Jobs also run and perform tasks on behalf of a user (or principal) who has their own privileges to act upon the resources that the job references. The user the job acts as is called the Run as user, and those privileges are referred to on this page as Run as privileges (or permissions). The Run as user's privileges are used when the job is run.
For example, if user A creates a job, and sets the Run as user to user B, the job will run with user B's privileges. If user C runs the job, the job will still run with user B's privileges. This means that it is possible to give someone the ability to run a job to get information from datasets that they do not themselves have access to.
Default privileges for jobs
Jobs have the following privileges set by default:
- The creator of the job is granted the IS OWNER permission on the job.
- Workspace admins are granted the CAN MANAGE permission on the job.
- The creator of the job is set for Run as.
- The Run as user's permissions are used when running the job (including the tasks within the job).
Because the default is to set the creator to both the owner and the Run as user, the creator's privileges are used when running the job by default. Databricks recommends changing the Run as user to a service principal, so that privileges can be controlled separately from the owner's privileges, and so that jobs do not break when the owner leaves or has changed privileges.
Admin permissions for jobs
By default, workspace admins can change the job owner or Run as configuration to any user or service principal in the workspace. Account admins can configure the RestrictWorkspaceAdmins
setting to change this behavior. See Restrict workspace admins.
How do jobs interact with Unity Catalog permissions?
Jobs run as the identity of the user in the Run as setting. When running tasks, this identity is evaluated against permission grants for the following resources that might be used in those tasks:
- Unity Catalog-managed assets, including tables, volumes, models, and views.
- Legacy table access control lists (ACLs) for assets registered in the legacy Hive metastore.
- ACLs for compute, notebooks, queries, and other workspace assets.
- Databricks secrets. See Secret management.
Unity Catalog grants and legacy table ACLs require compatible compute access modes. See Configure compute for jobs.
When are privileges evaluated?
Job privileges are evaluated when a user performs an action on that job, such as editing or running the job.
Run as privileges are evaluated during a job run. So each task might check privileges when the task starts or during the run.
Not all Run as privileges are verified at the beginning of a job run. If you change Run as user's privileges while a job is running, especially if you remove privileges, the job might fail before it completes.
SQL tasks and permissions
The file task is the only SQL task type to respect the Run as user fully.
SQL queries, alerts, and legacy dashboard tasks respect configured sharing settings.

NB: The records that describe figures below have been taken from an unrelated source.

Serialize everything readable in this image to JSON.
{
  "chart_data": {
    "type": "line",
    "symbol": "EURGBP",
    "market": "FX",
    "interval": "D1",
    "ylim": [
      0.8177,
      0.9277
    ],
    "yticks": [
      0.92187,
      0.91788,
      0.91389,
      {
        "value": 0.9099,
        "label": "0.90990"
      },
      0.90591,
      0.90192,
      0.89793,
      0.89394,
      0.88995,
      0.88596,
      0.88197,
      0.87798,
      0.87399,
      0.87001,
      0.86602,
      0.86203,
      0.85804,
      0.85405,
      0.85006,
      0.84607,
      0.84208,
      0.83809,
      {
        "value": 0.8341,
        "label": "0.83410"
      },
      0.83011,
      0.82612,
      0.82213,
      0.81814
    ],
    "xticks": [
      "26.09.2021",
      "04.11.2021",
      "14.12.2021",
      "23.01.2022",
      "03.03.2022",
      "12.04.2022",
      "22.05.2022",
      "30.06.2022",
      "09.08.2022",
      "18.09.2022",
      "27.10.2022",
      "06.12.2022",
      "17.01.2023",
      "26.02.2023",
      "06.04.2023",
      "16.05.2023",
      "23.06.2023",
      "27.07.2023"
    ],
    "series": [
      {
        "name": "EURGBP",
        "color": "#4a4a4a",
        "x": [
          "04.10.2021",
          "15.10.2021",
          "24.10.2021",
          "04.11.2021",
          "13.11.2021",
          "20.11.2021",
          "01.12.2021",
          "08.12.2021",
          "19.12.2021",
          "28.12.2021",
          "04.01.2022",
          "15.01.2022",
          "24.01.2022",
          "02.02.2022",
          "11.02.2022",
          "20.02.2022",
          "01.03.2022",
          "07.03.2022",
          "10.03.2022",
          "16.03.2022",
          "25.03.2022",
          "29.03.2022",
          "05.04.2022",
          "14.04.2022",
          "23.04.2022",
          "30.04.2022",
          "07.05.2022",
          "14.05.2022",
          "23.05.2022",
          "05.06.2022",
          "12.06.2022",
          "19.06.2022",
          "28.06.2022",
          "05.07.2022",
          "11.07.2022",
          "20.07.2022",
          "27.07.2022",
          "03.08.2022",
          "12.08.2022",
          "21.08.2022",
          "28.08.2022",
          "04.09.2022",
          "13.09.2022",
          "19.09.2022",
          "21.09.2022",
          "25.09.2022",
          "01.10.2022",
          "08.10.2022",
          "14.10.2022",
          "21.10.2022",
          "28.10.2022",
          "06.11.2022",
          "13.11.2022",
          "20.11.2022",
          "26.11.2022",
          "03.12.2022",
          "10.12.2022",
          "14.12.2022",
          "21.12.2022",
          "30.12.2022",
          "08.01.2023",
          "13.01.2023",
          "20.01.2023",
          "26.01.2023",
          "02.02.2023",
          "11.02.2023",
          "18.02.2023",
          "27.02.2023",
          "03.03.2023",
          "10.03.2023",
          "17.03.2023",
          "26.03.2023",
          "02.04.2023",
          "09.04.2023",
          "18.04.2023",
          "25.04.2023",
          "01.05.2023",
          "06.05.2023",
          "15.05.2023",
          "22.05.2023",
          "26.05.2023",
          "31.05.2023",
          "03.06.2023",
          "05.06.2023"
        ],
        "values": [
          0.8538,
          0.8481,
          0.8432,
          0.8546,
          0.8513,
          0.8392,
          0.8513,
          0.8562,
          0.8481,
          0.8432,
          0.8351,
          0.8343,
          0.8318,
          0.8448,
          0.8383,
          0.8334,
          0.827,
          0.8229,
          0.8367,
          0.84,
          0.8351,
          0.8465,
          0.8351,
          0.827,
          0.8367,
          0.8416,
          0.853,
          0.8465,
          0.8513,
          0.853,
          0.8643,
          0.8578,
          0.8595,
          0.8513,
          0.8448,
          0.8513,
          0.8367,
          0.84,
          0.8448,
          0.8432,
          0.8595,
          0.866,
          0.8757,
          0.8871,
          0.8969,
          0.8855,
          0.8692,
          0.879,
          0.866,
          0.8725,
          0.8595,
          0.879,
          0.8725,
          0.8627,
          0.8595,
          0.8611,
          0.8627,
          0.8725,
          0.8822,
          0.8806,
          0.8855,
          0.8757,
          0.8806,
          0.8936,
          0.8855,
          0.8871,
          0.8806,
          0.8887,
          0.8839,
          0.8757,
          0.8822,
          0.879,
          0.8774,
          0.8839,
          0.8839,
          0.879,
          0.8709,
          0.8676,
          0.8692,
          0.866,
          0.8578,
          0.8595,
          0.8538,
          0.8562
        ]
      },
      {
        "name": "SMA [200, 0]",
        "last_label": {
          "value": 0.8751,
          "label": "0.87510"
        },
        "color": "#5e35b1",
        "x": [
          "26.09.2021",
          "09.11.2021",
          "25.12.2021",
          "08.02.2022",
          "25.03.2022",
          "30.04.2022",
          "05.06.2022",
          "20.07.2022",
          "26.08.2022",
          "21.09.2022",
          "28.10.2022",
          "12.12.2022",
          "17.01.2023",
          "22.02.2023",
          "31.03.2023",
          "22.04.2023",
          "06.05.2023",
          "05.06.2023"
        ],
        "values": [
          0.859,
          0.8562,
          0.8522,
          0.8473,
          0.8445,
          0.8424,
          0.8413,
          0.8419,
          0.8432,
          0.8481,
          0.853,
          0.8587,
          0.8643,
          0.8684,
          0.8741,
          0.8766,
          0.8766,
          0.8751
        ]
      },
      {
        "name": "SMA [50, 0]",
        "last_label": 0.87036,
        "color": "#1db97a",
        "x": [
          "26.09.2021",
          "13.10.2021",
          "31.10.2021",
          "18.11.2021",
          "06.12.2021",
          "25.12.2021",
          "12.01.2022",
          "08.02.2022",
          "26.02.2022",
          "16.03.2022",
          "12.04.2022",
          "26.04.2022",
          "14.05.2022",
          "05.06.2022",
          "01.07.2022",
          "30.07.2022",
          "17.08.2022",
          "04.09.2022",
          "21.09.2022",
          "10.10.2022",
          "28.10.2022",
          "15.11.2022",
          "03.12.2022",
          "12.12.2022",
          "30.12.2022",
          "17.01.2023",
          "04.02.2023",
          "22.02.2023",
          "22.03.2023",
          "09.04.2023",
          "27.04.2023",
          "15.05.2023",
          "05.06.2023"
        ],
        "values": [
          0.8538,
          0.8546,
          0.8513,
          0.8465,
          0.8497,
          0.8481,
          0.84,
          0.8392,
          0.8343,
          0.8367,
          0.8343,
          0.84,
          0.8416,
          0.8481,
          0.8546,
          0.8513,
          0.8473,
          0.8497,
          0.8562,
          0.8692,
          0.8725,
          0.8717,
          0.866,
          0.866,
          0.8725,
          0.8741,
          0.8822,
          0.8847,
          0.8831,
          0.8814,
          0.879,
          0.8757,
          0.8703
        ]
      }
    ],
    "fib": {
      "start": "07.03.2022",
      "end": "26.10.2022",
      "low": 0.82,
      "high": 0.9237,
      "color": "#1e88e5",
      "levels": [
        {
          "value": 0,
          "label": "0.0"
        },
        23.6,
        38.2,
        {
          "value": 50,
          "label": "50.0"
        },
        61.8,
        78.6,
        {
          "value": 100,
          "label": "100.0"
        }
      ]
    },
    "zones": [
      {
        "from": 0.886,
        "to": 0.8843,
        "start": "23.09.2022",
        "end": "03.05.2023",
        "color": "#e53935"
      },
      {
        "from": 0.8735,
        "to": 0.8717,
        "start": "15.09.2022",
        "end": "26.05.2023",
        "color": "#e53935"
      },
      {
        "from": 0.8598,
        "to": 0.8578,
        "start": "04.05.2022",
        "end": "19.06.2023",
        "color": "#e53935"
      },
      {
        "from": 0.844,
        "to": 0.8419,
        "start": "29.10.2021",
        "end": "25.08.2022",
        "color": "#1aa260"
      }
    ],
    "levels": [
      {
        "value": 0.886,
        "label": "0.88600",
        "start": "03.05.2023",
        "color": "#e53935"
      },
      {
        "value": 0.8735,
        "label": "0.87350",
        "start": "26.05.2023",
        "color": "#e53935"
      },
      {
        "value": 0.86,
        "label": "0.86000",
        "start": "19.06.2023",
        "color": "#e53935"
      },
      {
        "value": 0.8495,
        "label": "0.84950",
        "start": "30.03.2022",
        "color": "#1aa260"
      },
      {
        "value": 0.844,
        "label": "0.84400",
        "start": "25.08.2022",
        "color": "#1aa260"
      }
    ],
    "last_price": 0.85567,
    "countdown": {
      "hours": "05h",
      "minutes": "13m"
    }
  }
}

- Run as owner: Runs of the scheduled SQL task always use the identity of the owner of the configured SQL asset.
- Run as viewer: Runs of the scheduled SQL task always use the identity set in the job Run as field.
To learn more about query sharing settings, see Configure query permissions.
Example
The following scenario illustrates the interaction of SQL sharing settings and the job Run as setting:
- User A is the owner of the SQL query named
my_query
. - User A configures
my_query
with the sharing setting Run as owner. - User B schedules
my_query
as a task in a job namedmy_job
. - User B configures
my_job
to run with a service principal namedprod_sp
. - When
my_job
runs, it uses the identity for User A to runmy_query
.
Now assume that User B does not want this behavior. Starting from the existing configuration, the following occurs:
- User A changes the sharing setting for
my_query
to Run as viewer. - When
my_job
runs, it uses the identifyprod_sp
.
Configure the Run as user for job runs
To change the Run as setting, you must have the CAN MANAGE or IS OWNER permission on the job.
You can set the Run as setting to yourself or any service principal in the workspace on which you have the Service Principal User entitlement.
To configure the Run as setting for a job in the workspace UI, select an existing job using the following steps:
- In your Databricks workspace's sidebar, click Jobs & Pipelines.
- Optionally, select the Jobs and Owned by me filters, to make it easier to find the job.
- Click the name of the job in the list.
- In the Job details side panel, click the pencil icon next to the Run as field.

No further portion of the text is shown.